Experiments with Online Networks
The great majority of traditional work in the social sciences (outside psychology) has involved observational data and not the controlled experiments that are so common in the natural sciences. In 1969, sociologist Morris Zelditch asked, rhetorically, "Can you really study an army in a laboratory?" Nearly half a century later, the answer is "yes." And we do.
In order to build a more unified understanding of the causes of social behavior, we conduct a broad array of experiments, particularly in online settings. We have created a powerful software platform (‘Breadboard’) that allows us to recruit thousands of subjects to come to a virtual lab environment and participate in experiments in which we can manipulate social interactions in diverse ways. Hence, we create temporary artificial "societies" of real people in which we can control and evaluate the workings of social systems. In the past few years, over 20,000 people have participated in our bespoke experiments.
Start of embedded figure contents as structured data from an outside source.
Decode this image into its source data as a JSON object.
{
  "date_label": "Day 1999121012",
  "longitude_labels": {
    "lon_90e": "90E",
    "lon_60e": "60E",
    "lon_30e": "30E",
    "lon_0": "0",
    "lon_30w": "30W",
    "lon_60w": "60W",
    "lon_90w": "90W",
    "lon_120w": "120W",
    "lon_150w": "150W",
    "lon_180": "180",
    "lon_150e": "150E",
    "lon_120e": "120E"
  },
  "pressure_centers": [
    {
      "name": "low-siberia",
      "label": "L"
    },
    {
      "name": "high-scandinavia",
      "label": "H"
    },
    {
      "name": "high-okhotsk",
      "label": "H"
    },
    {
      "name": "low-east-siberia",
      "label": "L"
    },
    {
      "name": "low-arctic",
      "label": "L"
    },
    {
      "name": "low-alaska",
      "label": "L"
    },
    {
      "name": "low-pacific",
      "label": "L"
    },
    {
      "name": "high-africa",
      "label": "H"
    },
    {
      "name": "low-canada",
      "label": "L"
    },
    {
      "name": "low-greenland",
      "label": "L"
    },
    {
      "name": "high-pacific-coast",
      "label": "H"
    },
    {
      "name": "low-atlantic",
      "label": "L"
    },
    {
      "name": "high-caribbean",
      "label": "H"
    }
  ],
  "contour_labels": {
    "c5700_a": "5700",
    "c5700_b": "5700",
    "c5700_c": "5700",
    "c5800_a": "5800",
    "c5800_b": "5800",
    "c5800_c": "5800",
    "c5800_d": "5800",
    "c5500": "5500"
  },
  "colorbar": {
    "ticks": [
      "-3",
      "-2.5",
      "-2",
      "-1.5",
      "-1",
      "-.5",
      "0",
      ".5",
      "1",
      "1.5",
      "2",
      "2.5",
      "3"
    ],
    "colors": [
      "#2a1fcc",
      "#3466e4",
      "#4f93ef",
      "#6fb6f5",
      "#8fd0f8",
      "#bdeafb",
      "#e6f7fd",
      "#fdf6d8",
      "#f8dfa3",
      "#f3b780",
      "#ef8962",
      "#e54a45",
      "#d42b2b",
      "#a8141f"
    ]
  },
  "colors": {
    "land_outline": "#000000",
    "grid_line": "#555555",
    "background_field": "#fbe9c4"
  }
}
Our general approach is to explore the implications of social network structure and function for collective outcomes, using cooperation, coordination, sharing, and other collective behaviors as model systems. For instance, we have explored how the dynamism inherent to social networks (what we call the "social fluidity" - or the extent to which people can change whom they are connected to), which we experimentally manipulate, may promote cooperative behavior. In other work, we have found that the propensity toward cooperative behavior spreads through social networks, much like other behavioral phenomena we have studied using solely observational data (such as obesity, smoking, or happiness), and we have confirmed mathematical laws governing human cooperation.
Our current agenda is to further examine complex social behavioral patterns that are typical of human sociality, including the emergence of economic inequality; the ability of groups to work together to share resources or to solve problems; and the flow of true and false information in social graphs (for instance, we are interested in the spontaneous emergence of "fake news" and rumors in social systems, and how this may adversely affect groups).